Overview of loan repayment plans
The definition of “amortization plan” means both a prospectus and a program according to which the requested loan must be repaid. The amortization plan of a personal loan, finalized or a loan always has the same characteristics, as it indicates the installments to be repaid, according to the various expiry dates agreed.
If an amortization plan is longer than 18 months, it generally refers to a medium-long term loan, while below this time horizon it is part of short-term loans, with a different impact especially on the payment of the substitute tax.
Types of loan repayment plans
There are 4 types of amortization, but as much as it is for mortgages, even in the case of personal loans the most used plan is the French depreciation plan, which is also the most economically expensive for those who have to repay a loan (with an interest share). decreasing and a growing capital share over time, for an installment that remains constant).
There are banks that sometimes offer repayment with the Italian amortization plan, which provides for the payment of installments with the same amount of principal and interest (with the compounding of the compounding of interest no longer applied). This is an exception, but if you can choose between this amortization plan and the French one, the first should always be preferred.

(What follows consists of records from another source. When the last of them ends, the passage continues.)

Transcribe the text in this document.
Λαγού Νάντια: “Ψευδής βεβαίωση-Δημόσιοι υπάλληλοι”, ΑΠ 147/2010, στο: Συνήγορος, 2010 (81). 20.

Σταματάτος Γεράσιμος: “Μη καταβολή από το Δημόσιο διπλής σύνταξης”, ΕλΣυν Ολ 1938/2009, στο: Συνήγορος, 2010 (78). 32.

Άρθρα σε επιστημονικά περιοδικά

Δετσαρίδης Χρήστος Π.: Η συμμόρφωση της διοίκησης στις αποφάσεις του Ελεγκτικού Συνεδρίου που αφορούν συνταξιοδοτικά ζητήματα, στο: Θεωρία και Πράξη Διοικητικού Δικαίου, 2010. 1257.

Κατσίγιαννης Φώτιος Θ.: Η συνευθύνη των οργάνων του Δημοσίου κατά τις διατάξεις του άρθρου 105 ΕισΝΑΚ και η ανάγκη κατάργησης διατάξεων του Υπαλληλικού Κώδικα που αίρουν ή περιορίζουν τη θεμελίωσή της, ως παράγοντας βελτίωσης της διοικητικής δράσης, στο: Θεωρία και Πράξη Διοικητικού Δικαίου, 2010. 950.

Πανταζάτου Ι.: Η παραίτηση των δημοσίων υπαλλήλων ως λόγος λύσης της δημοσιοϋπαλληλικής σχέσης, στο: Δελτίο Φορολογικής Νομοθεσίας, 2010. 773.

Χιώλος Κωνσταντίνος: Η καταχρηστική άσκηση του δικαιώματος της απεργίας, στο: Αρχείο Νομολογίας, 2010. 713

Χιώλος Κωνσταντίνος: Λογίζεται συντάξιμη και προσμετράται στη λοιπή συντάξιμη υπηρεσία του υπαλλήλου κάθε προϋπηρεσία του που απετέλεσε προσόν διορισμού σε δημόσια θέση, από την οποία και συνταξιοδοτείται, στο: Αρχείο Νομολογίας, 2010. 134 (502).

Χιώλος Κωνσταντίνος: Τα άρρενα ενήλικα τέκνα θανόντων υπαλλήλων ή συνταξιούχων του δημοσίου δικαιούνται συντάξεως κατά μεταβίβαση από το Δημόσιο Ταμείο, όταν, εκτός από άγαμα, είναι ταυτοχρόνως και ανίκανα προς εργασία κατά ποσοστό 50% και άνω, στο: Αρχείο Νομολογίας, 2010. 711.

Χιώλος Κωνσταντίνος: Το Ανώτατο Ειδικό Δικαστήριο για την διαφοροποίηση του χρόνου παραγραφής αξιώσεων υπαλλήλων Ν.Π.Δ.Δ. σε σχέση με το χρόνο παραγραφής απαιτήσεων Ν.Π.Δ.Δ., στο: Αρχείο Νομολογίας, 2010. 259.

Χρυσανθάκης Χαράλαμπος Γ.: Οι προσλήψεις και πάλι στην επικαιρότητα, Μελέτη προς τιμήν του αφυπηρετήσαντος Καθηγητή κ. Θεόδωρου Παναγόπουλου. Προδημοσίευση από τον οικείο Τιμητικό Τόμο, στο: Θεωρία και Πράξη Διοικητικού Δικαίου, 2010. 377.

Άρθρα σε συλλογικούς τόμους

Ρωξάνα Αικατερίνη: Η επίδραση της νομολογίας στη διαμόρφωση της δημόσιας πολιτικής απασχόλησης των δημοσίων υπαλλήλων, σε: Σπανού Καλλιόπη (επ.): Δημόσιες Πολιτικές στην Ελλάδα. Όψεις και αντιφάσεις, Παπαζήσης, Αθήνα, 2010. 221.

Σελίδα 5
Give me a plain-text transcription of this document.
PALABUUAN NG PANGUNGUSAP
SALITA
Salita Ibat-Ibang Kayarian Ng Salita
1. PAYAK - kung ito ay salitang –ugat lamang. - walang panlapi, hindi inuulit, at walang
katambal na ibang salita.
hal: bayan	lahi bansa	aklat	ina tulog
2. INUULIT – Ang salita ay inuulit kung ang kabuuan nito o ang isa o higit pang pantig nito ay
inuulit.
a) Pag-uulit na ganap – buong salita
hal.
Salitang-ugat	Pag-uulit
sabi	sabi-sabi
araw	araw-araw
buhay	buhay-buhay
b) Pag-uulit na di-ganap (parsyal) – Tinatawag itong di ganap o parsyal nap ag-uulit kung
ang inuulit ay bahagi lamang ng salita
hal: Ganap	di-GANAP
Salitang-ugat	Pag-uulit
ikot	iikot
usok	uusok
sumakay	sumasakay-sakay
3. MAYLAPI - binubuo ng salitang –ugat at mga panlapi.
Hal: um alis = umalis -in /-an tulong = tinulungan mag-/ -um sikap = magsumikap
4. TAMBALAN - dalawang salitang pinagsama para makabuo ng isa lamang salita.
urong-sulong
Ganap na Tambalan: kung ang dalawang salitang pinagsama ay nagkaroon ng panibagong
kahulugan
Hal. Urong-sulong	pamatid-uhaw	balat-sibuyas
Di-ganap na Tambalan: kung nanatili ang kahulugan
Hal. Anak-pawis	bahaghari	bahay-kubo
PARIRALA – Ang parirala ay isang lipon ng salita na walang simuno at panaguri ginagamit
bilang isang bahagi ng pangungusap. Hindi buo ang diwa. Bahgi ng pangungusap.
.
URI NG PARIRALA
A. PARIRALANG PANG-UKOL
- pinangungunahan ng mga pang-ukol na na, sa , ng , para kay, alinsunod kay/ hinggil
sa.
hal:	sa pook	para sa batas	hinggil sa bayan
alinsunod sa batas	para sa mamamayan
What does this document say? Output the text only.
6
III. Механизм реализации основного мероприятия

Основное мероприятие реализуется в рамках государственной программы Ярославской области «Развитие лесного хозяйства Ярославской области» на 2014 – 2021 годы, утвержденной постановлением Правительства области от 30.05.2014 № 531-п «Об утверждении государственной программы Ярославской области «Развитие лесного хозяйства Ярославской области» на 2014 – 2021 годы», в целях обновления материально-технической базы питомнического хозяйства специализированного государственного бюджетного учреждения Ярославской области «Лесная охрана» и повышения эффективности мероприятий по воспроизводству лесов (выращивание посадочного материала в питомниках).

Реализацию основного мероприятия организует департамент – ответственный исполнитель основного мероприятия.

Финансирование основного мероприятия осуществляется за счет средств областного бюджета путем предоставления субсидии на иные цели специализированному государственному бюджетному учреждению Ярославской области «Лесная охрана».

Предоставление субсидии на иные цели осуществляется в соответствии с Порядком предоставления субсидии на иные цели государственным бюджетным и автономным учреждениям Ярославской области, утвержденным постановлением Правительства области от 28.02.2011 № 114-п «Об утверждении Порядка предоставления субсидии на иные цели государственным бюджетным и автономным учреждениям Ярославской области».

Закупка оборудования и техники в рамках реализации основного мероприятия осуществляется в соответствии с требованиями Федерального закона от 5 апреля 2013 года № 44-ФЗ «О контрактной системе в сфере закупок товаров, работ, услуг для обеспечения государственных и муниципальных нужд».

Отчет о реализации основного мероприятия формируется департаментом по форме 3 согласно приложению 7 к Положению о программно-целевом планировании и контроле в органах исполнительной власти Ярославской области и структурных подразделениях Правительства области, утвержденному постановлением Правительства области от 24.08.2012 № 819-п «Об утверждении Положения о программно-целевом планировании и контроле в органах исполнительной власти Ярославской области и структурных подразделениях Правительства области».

The importance of the amortization plan and the weight of the pre-amortization
The delivery of the document in which the amortization plan is reported has little significance when it comes to deciding on the convenience of the loan, also because it is difficult to evaluate. It is in fact preferable to refer to synthetic indicators such as Taeg and Tegm.
However, it may be useful to check that there are no interest-only installments for a more or less long period of time, which would lead to the application of a more or less prolonged financial amortization. The economic weight of the pre-amortization should never be underestimated, as in this period only interest is paid, which does not affect the capital reduction in any way, so, as can be understood from the name, the real start of the repayment, which will follow the amortization plan, it will take place when the pre-amortization period itself ends.